Check out this video from Curtis Seebeck (mesquiteman) - it's the slickest CA-application technique that I've ever seen. So far, I haven't been able to duplicate it consistently, but I'm trying. The entire video is well worth watching, but you can skip ahead to about the 10:20 mark to watch him glue in the tube:
Mesquiteman on YouTube

As with all pen turning techniques, just keep experimenting until you find what works best for you.

Edgar


----------



## MTViper (Aug 20, 2015)

I have used all 3 things mentioned here.  If I'm in a hurry, I'll use CA - usually Gorilla Glue brand.  I've found it's pretty good quality and doesn't go bad as quickly as other brands.  I only use CA on wood though.

I like Barrel Bond from Woodcraft for my epoxy.  It's a 5 minute open time, but it also expands like Gorilla Glue to fill any gaps between the tube and blank.  I've never had a glue failure with BB.  You can work with it in 20 minutes, but my habit is normally to prep a bunch of blanks today and turn them tomorrow so it's nice and set.

I quit using Gorilla Glue (poly) because of the expansion issues.  It's great glue, but can leave you with some real problems if you're not careful.


----------



## drewdin (Aug 21, 2015)

I used Titebond Polyurethane Glue yesterday, but it foams when its curing. I won't know how easy it is to remove until I square the blanks later today. I have only been making wood pens, nothing acrylic yet. I also tried medium CA which give me a few more seconds and is less messy than thin CA.  Thanks for the tips


----------



## WriteON (Aug 21, 2015)

CA for me all the time. I wear quality rubber gloves. Not the ones from Costco as the CA sticks to them. I do the gluing over a piece of cardboard. CA is messy. Take your time when working with it. I just started plugging the brass tube ends with a piece of dental baseplate wax.


----------



## Charlie_W (Aug 21, 2015)

Only 5min. epoxy for all blanks. Clear drying epoxy..not yellow.


----------



## twinsen (Aug 21, 2015)

I use CA EXCLUSIVELY. I decided that what little time I get in the shop has to be maximized. So I have just honed my skills at gluing things up quickly. The only place this ever bites me when working with metal segments. CA no like heat.
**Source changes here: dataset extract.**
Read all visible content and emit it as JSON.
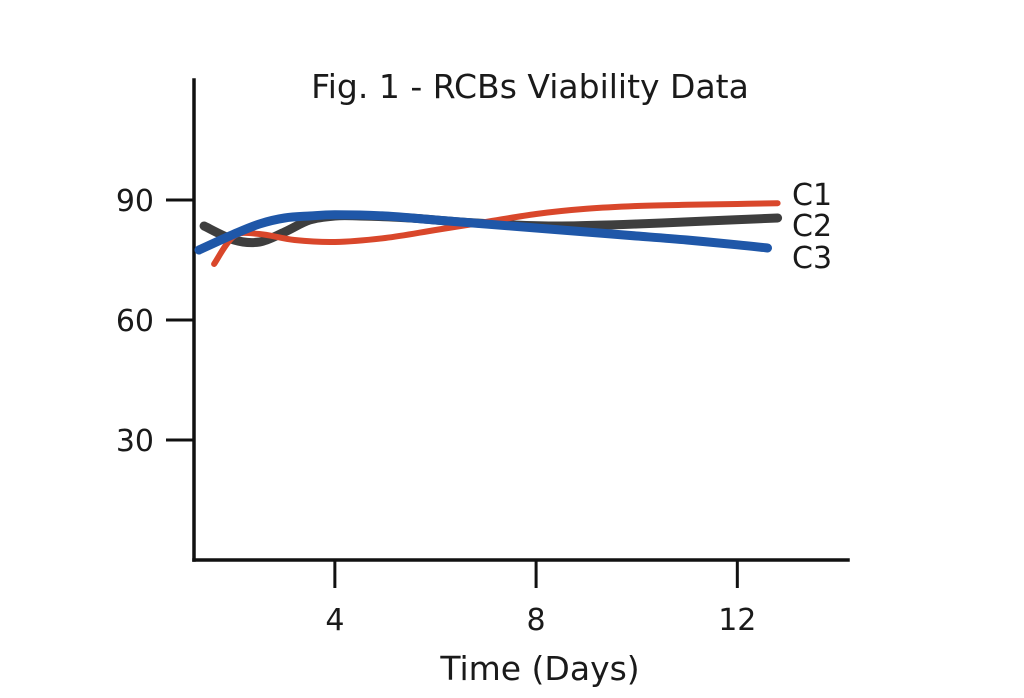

IF I get a little glue on my hands... I just take it off with the belt/disc sander.....when it is turned off of course.


----------



## mmayo (Aug 21, 2015)

I used HF glue for quite a number of projects until I bought the two bottle version of epoxy glue from CSUSA and never looked back.  No tubes to roll, no stuck caps, no problems getting a tiny amount out or a lot.  Very decent working time.  I get 4 cedar plugs or 4-5 pen tubes before it starts to get too viscous.  This stuff hardens very nicely in 20-30 minutes, enough to drill and turn.


----------



## Sabaharr (Aug 21, 2015)

Boy this question is a bit of a sticky wicket (sorry, couldn't help it).I use to use CA but it got everywhere and sometimes I couldn't even get the tube all the way in before it set leaving me with a ruined blank. I use 5 minute epoxy exclusively now but I also plug both ends of the tube with a sheet of dental wax before insertion. That way I can push some epoxy ahead of the tube to fill gaps and not get any inside of the tube. Once the end is prepped the wax pushes right out and you have a clean tube inside. On Ebay the wax is $7 for a box that should last a few years and is worth the added step not to have to dig adhesive out of the tube.


----------



## efrulla (Aug 21, 2015)

*I use Medium CA*

I use medium CA to glue my tubes and have not had any issues so far.  I wear disposable gloves and when I am done they truly are disposable.:biggrin:


----------



## sbwertz (Aug 21, 2015)

edohmann said:


> I make my own insertion tools from 1/2" delrin rod because I didn't like the tapers on the commercial tools (especially for 7mm and 8mm tubes).
> 
> Edgar



I use a cap from an old CA bottle for an insertion tool


----------



## mecompco (Aug 22, 2015)

I quickly gave up on the CA after getting tubes stuck half-way in and other annoyances. I like the working time of the 5 min epoxy and it seems to grip better on some of the poly blanks. I also like the option of adding some color to the epoxy if need be.


----------



## TurtleTom (Aug 23, 2015)

I've used 4 different brands with no discernable difference, but maybe I'm just easy.  Even Walmart's worked ok when I ran out of the good stuff.  It does help having all three thicknesses though.


----------



## ljpilcher@suddenlink (Aug 23, 2015)

*Epoxy or CA*

Epoxy.  I started out with CA but had a few seize up on me.  I like the 5 minute Epoxy.  Never tried the Gorilla type but am aware of the advantages mentioned and the possibility it would move the tube.  I was unaware of the need to dampen the blank.


----------



## Philip E (Aug 24, 2015)

I am going to throw my 2 cents in here and if I get change back then so be it.  I am strictly a CA glue user.  I made a wood insertion tool on my lathe and use it all the time, sticking it back on the lathe occasionally to sand it smooth again when the glue builds up on it.  I have noticed I have the biggest trouble with halfway stuck tubes is when it is really warm in my shop and the glue is warm (worse if working with a really porous wood).  I tried putting the glue in the frig while not using it and haven't lost a tube or blank since doing that.  On porous woods I use a cotton swab to coat the inside of the blank with a thin glue to seal it up a bit.


----------



## philipff (Aug 24, 2015)

Tortilla for me. Works every time!!*


----------



## philipff (Aug 24, 2015)

Gorilla for me. Works every time!!*


----------



## drewdin (Aug 24, 2015)

I had some Tite Bond polyurethane glue that I tried, it worked great except that it foamed up like crazy and I had to clean it off everything once it was dry. I ended up buying some thick CA glue, I figured the thick would give me more time and I could use it for other stuff. Thanks for all the responses!


----------



## TurtleTom (Aug 24, 2015)

I use CA exclusively!  (On all 5 pens I've turned)  But check my article on making a HDPE backstop for your blanks that makes glue up with CA a snap.


----------



## sschering (Aug 24, 2015)

I"m in the epoxy camp.. 5 minute would be nice but I have a gallon of 30 min laminating resin so I use that.

For tinting black I'll add a little west systems 423 graphite powder. One can should last you a lifetime of pen turning.

This test  found that dry powdered tempera paint is a good additive for tinting resins.


----------



## sbwertz (Aug 30, 2015)

Embossing powder (from a crafts store) also works to color the epoxy.


----------